Uma investigação de ponta envolvendo 249 indivíduos demonstrou que uma única aplicação do antibiótico penicilina G benzatina (BPG) é capaz de curar a sífilis em seus estágios iniciais, especialmente durante os períodos de maior risco de transmissão. De acordo com os resultados publicados na revista The New England Journal of Medicine, cerca de 76% dos participantes apresentaram uma resposta imunológica adequada após apenas uma dose.
Globalmente, mais de um milhão de brasileiros entre 15 e 49 anos receberam diagnósticos de infecções sexualmente transmissíveis (IST) de 2022 a 2024, com a sífilis figurando entre as doenças mais frequentes. A pesquisa, apoiada pelos Institutos Nacionais de Saúde (NIH) dos Estados Unidos, revelou que uma única aplicação de BPG foi suficiente para tratar a fase inicial da doença de maneira efetiva. Esses dados indicam que as doses adicionais, tradicionalmente usadas na terapia convencional, podem não ser sempre necessárias, segundo as conclusões do estudo. Os achados representam um avanço importante no tratamento e sugerem a possibilidade de estratégias mais simples e eficientes.
De acordo com os autores do estudo, a evidência reforça que uma única administração de 2,4 milhões de unidades internacionais (MU) de BPG tem eficácia equivalente às três doses padrão geralmente recomendadas para o tratamento da sífilis inicial. Ainda assim, eles ressaltam que é preciso aprofundar as pesquisas para entender todo o potencial dessa abordagem de tratamento reduzido, bem como sua aplicabilidade em estágios mais avançados, incluindo a fase latente de duração desconhecida e a neurossífilis. Carolyn Deal, responsável pelo departamento de doenças infecciosas do NIH, afirmou que esse método pode facilitar a ampliação do acesso ao tratamento, especialmente enquanto as altas taxas de sífilis persistem no Brasil e em outros países.
Pesquisas recentes reforçam que a sífilis também aumenta o risco de aquisição e transmissão do HIV, vírus responsável pela AIDS. O BPG permanece como um dos poucos antibióticos eficazes contra a doença, mas sua escassez é comum globalmente. Para combater esse problema, o medicamento está sendo importado pelos Estados Unidos, em função da crise de desabastecimento.
O estudo foi realizado em 10 diferentes regiões dos EUA, envolvendo 249 indivíduos com sífilis inicial — incluindo os estágios primário, secundário e latente. Entre esses participantes, 61% conviviam com HIV, e 97% eram do sexo masculino. Todos foram acompanhados para garantir a segurança do procedimento, e indicadores de sucesso, conhecidos como resposta sorológica, foram avaliados após seis meses do tratamento.

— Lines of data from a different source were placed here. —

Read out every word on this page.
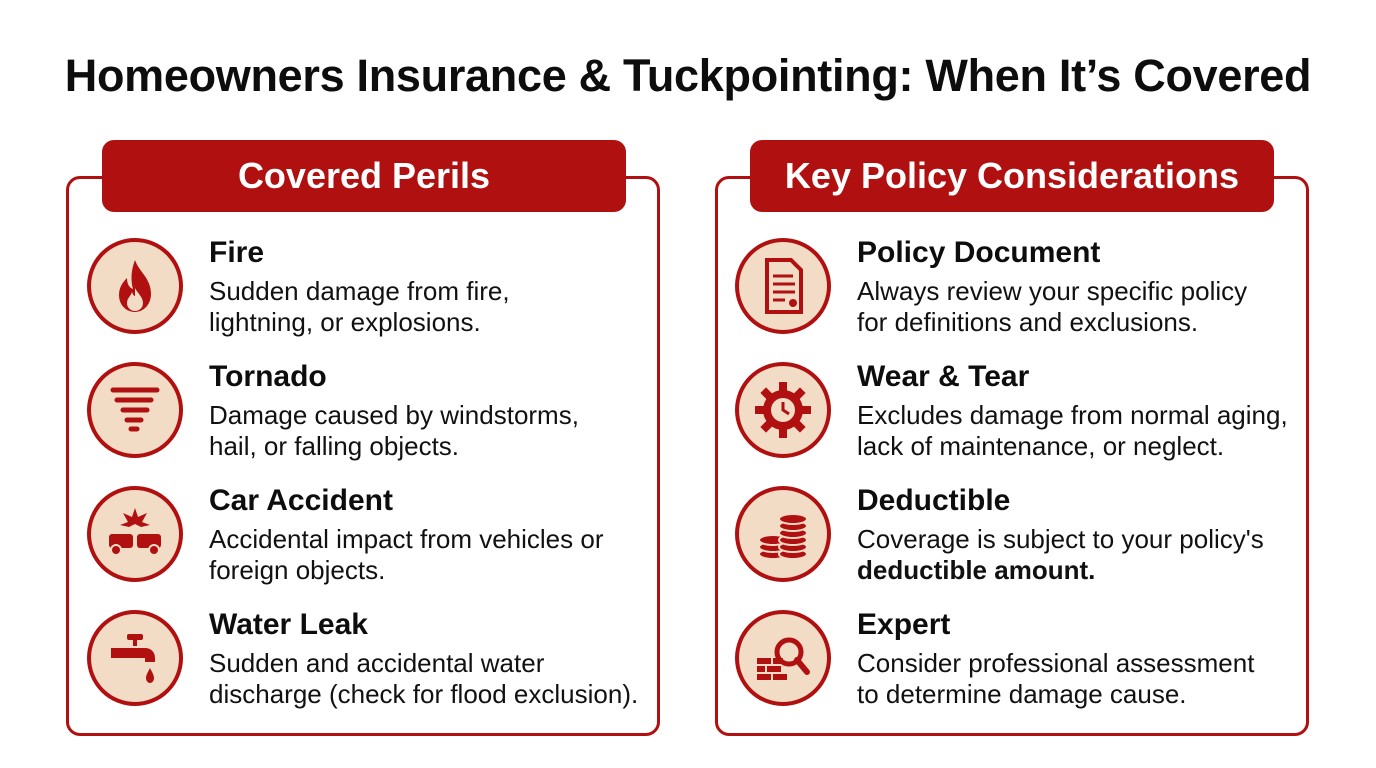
Homeowners Insurance & Tuckpointing: When It’s Covered
Covered Perils
Fire
Sudden damage from fire,
lightning, or explosions.
Tornado
Damage caused by windstorms,
hail, or falling objects.
Car Accident
Accidental impact from vehicles or
foreign objects.
Water Leak
Sudden and accidental water
discharge (check for flood exclusion).
Key Policy Considerations
Policy Document
Always review your specific policy
for definitions and exclusions.
Wear & Tear
Excludes damage from normal aging,
lack of maintenance, or neglect.
Deductible
Coverage is subject to your policy's
deductible amount.
Expert
Consider professional assessment
to determine damage cause.
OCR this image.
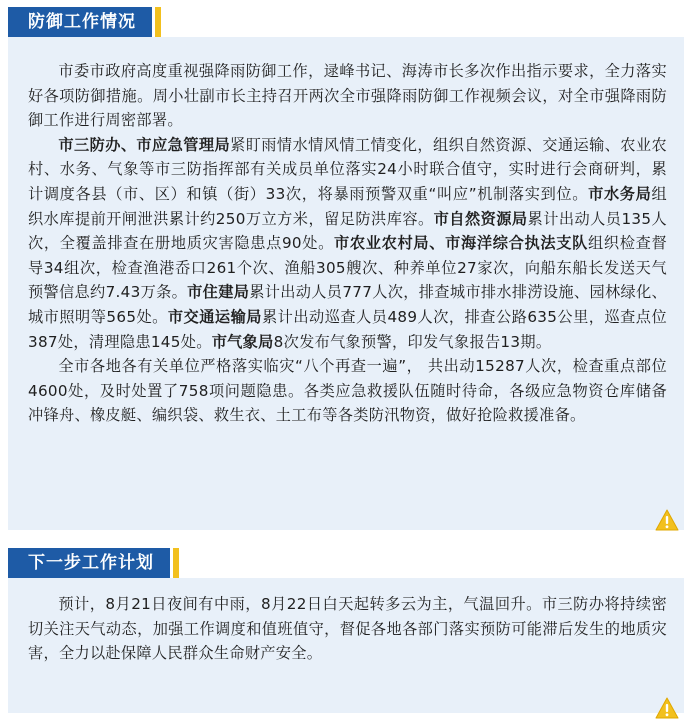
防御工作情况

市委市政府高度重视强降雨防御工作，逯峰书记、海涛市长多次作出指示要求，全力落实好各项防御措施。周小壮副市长主持召开两次全市强降雨防御工作视频会议，对全市强降雨防御工作进行周密部署。

市三防办、市应急管理局紧盯雨情水情风情工情变化，组织自然资源、交通运输、农业农村、水务、气象等市三防指挥部有关成员单位落实24小时联合值守，实时进行会商研判，累计调度各县（市、区）和镇（街）33次，将暴雨预警双重“叫应”机制落实到位。市水务局组织水库提前开闸泄洪累计约250万立方米，留足防洪库容。市自然资源局累计出动人员135人次，全覆盖排查在册地质灾害隐患点90处。市农业农村局、市海洋综合执法支队组织检查督导34组次，检查渔港岙口261个次、渔船305艘次、种养单位27家次，向船东船长发送天气预警信息约7.43万条。市住建局累计出动人员777人次，排查城市排水排涝设施、园林绿化、城市照明等565处。市交通运输局累计出动巡查人员489人次，排查公路635公里，巡查点位387处，清理隐患145处。市气象局8次发布气象预警，印发气象报告13期。

全市各地各有关单位严格落实临灾“八个再查一遍”， 共出动15287人次，检查重点部位4600处，及时处置了758项问题隐患。各类应急救援队伍随时待命，各级应急物资仓库储备冲锋舟、橡皮艇、编织袋、救生衣、土工布等各类防汛物资，做好抢险救援准备。

下一步工作计划

预计，8月21日夜间有中雨，8月22日白天起转多云为主，气温回升。市三防办将持续密切关注天气动态，加强工作调度和值班值守，督促各地各部门落实预防可能滞后发生的地质灾害，全力以赴保障人民群众生命财产安全。
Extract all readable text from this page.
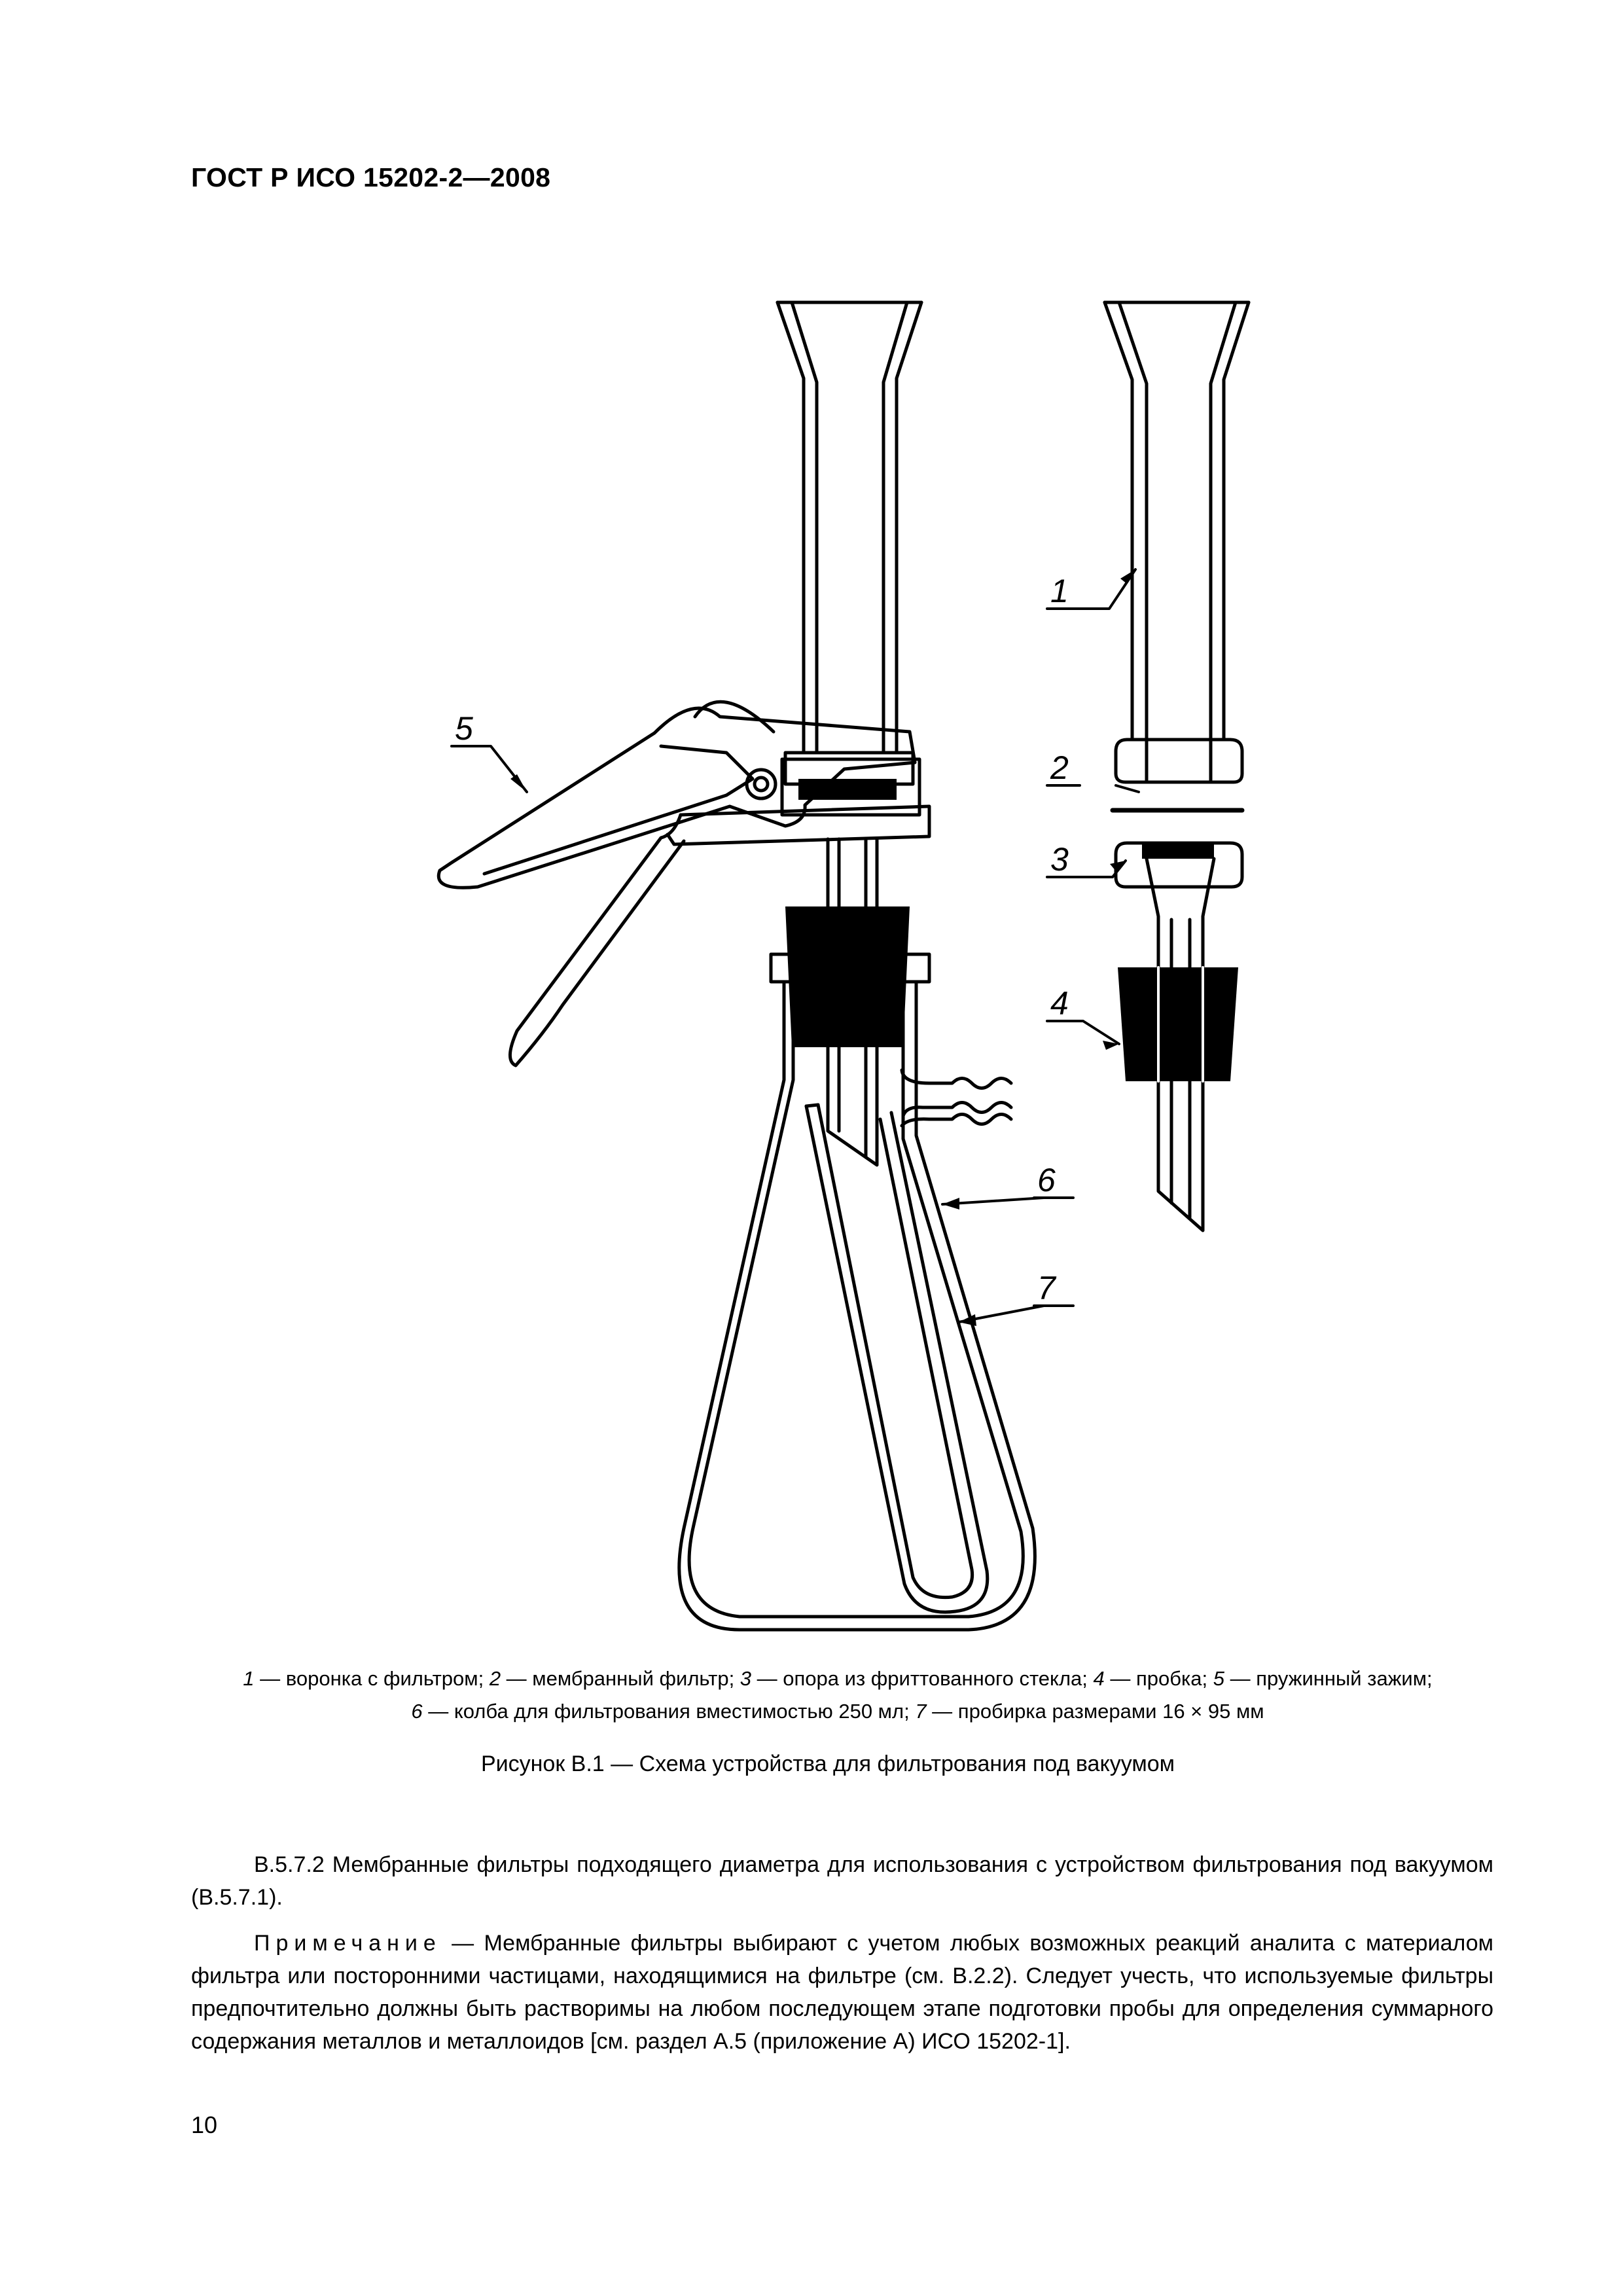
ГОСТ Р ИСО 15202-2—2008
1
2
3
4
5
6
7
1 — воронка с фильтром; 2 — мембранный фильтр; 3 — опора из фриттованного стекла; 4 — пробка; 5 — пружинный зажим;
6 — колба для фильтрования вместимостью 250 мл; 7 — пробирка размерами 16 × 95 мм
Рисунок В.1 — Схема устройства для фильтрования под вакуумом
В.5.7.2 Мембранные фильтры подходящего диаметра для использования с устройством фильтрования под вакуумом (В.5.7.1).
Примечание — Мембранные фильтры выбирают с учетом любых возможных реакций аналита с материалом фильтра или посторонними частицами, находящимися на фильтре (см. В.2.2). Следует учесть, что используемые фильтры предпочтительно должны быть растворимы на любом последующем этапе подготовки пробы для определения суммарного содержания металлов и металлоидов [см. раздел А.5 (приложение А) ИСО 15202-1].
10
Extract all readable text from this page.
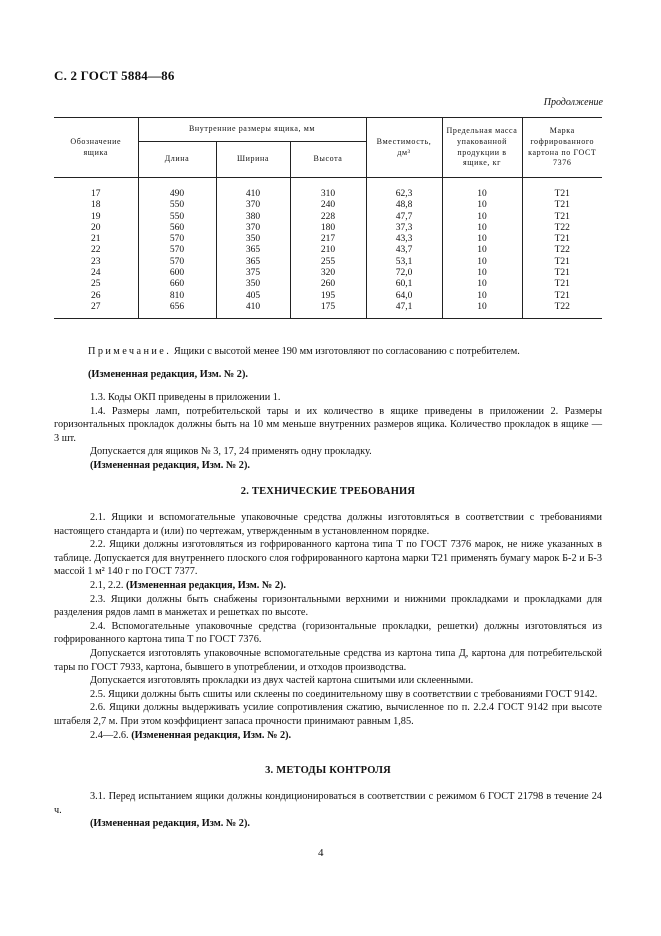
С. 2 ГОСТ 5884—86
Продолжение
Обозначение ящика	Внутренние размеры ящика, мм			Вместимость, дм³	Предельная масса упакованной продукции в ящике, кг	Марка гофрированного картона по ГОСТ 7376
	Длина	Ширина	Высота			

17	490	410	310	62,3	10	Т21
18	550	370	240	48,8	10	Т21
19	550	380	228	47,7	10	Т21
20	560	370	180	37,3	10	Т22
21	570	350	217	43,3	10	Т21
22	570	365	210	43,7	10	Т22
23	570	365	255	53,1	10	Т21
24	600	375	320	72,0	10	Т21
25	660	350	260	60,1	10	Т21
26	810	405	195	64,0	10	Т21
27	656	410	175	47,1	10	Т22

Примечание. Ящики с высотой менее 190 мм изготовляют по согласованию с потребителем.
(Измененная редакция, Изм. № 2).

1.3. Коды ОКП приведены в приложении 1.

1.4. Размеры ламп, потребительской тары и их количество в ящике приведены в приложении 2. Размеры горизонтальных прокладок должны быть на 10 мм меньше внутренних размеров ящика. Количество прокладок в ящике — 3 шт.

Допускается для ящиков № 3, 17, 24 применять одну прокладку.

(Измененная редакция, Изм. № 2).

2. ТЕХНИЧЕСКИЕ ТРЕБОВАНИЯ

2.1. Ящики и вспомогательные упаковочные средства должны изготовляться в соответствии с требованиями настоящего стандарта и (или) по чертежам, утвержденным в установленном порядке.

2.2. Ящики должны изготовляться из гофрированного картона типа Т по ГОСТ 7376 марок, не ниже указанных в таблице. Допускается для внутреннего плоского слоя гофрированного картона марки Т21 применять бумагу марок Б-2 и Б-3 массой 1 м² 140 г по ГОСТ 7377.

2.1, 2.2. (Измененная редакция, Изм. № 2).

2.3. Ящики должны быть снабжены горизонтальными верхними и нижними прокладками и прокладками для разделения рядов ламп в манжетах и решетках по высоте.

2.4. Вспомогательные упаковочные средства (горизонтальные прокладки, решетки) должны изготовляться из гофрированного картона типа Т по ГОСТ 7376.

Допускается изготовлять упаковочные вспомогательные средства из картона типа Д, картона для потребительской тары по ГОСТ 7933, картона, бывшего в употреблении, и отходов производства.

Допускается изготовлять прокладки из двух частей картона сшитыми или склеенными.

2.5. Ящики должны быть сшиты или склеены по соединительному шву в соответствии с требованиями ГОСТ 9142.

2.6. Ящики должны выдерживать усилие сопротивления сжатию, вычисленное по п. 2.2.4 ГОСТ 9142 при высоте штабеля 2,7 м. При этом коэффициент запаса прочности принимают равным 1,85.

2.4—2.6. (Измененная редакция, Изм. № 2).

3. МЕТОДЫ КОНТРОЛЯ

3.1. Перед испытанием ящики должны кондиционироваться в соответствии с режимом 6 ГОСТ 21798 в течение 24 ч.

(Измененная редакция, Изм. № 2).

4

Os resultados mostraram que 76% dos voluntários que receberam a dose única apresentaram resposta sorológica positiva. Uma pessoa desenvolveu neurossífilis três dias após a administração e foi excluída da análise final. Embora tenham ocorrido três eventos adversos graves, estes não estavam relacionados ao uso do antibiótico. Edward W. Hook III, professor aposentado de medicina e epidemiologia na Universidade do Alabama, destacou que, apesar de a sífilis estar sendo estudada há mais de um século e o BPG ser utilizado há mais de 50 anos, ainda há espaço para aprimorar as estratégias de tratamento.
Para especialistas ouvidos pelo Correio, a prevenção eficaz das ISTs depende de informações acessíveis e campanhas educativas. O uso consistente de preservativos — masculinos ou femininos — e a aplicação de lubrificantes à base de água são considerados essenciais na rotina de proteção. Além disso, a realização de testes periódicos, mesmo na ausência de sintomas, é fundamental. Pessoas infectadas devem não só tratar suas próprias parcerias, mas também considerar a imunização contra HPV e hepatite B, além de práticas como a profilaxia pré e pós-exposição (PrEP e PEP).
A atenção a sinais ou sintomas na região genital, a busca rápida por assistência médica e o diálogo aberto e sem tabus sobre saúde sexual são estratégias-chave para a prevenção. O acesso a informações de qualidade é apontado como uma das maneiras mais eficazes de evitar a transmissão da sífilis e outras ISTs.